By Jennifer Kerns, Editor-in-Chief & Publisher | All-American News
Sen. Richard Shelby announced today he will not run for re-election in 2022 — setting off a contagion of speculation about whom will fill the coveted Southern U.S. Senate seat.
All-American News is in the great state of Alabama this week, reporting from the front lines.
Shelby himself has an “All-American” story that crosses party lines — he came into office as a Democrat, then converted to the Republican Party during the 1994 “Contract with America” after Republicans swept the house. Shelby felt that Republican proposals better helped Alabamians.

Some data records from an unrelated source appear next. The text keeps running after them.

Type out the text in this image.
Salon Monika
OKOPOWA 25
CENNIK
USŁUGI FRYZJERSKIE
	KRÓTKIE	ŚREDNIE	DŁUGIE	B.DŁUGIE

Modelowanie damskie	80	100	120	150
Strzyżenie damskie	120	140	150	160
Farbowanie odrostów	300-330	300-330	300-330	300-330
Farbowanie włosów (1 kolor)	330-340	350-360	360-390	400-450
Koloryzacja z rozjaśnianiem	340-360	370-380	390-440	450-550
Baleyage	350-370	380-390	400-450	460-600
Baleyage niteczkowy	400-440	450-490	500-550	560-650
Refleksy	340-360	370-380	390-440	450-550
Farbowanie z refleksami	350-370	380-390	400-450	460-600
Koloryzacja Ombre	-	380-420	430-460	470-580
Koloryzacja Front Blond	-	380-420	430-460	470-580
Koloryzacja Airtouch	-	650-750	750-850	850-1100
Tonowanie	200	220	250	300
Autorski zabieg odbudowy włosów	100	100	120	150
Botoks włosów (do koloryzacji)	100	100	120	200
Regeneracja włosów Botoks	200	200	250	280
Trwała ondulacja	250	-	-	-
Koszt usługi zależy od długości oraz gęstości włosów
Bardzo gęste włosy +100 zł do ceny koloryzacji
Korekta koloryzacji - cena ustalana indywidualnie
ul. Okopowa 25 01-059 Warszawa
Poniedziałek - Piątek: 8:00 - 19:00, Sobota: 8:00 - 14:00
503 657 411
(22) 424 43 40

In his departure, one of his colleagues across the aisle, top Democrat Sen. Patrick Leary (D-VT) called Shelby “a true statesman.”
So, who could possibly fill the shoes of elder statesmen Shelby?
Rep. Mo Brooks admitted today in a statement that he is considering throwing his hat into the ring. Other contenders could include Alabama Secretary of State John Merrill and Rep. Gary Palmer, who sat out of the race for the seat that former Auburn coach and now-Senator Tommy Tuberville ultimately won.
The political prognosis?
Alabama is a solidly red state, where Tuberville won handily over incumbent Sen. Doug Jones, a Democrat, in November by 20 points. However, other candidates won’t be able to rely upon the pent-up political capital that a Southern college football coach automatically brings to a race.
Furthermore, the Alabama seat flipped from Republican (Jeff Sessions) to Democrat (Jones) back to Republican (Tuberville) in just four years — which DOES fit the bill as a swing seat.
And without the same-party President Trump to fly in on Air Force One to hold high-profile campaign rallies with crowds of 30,000 to energize the base, Alabama Republicans are going to have to get creative about how to get Alabamians engaged — so the race doesn’t go the way of the recent two Georgia Senate seats that went to hard-left Democrats.
One thing is for certain — Shelby was quite vocal in the race between Sen. Doug Jones and Roy Moore, and he will undoubtedly be vocal in the picking of his successor.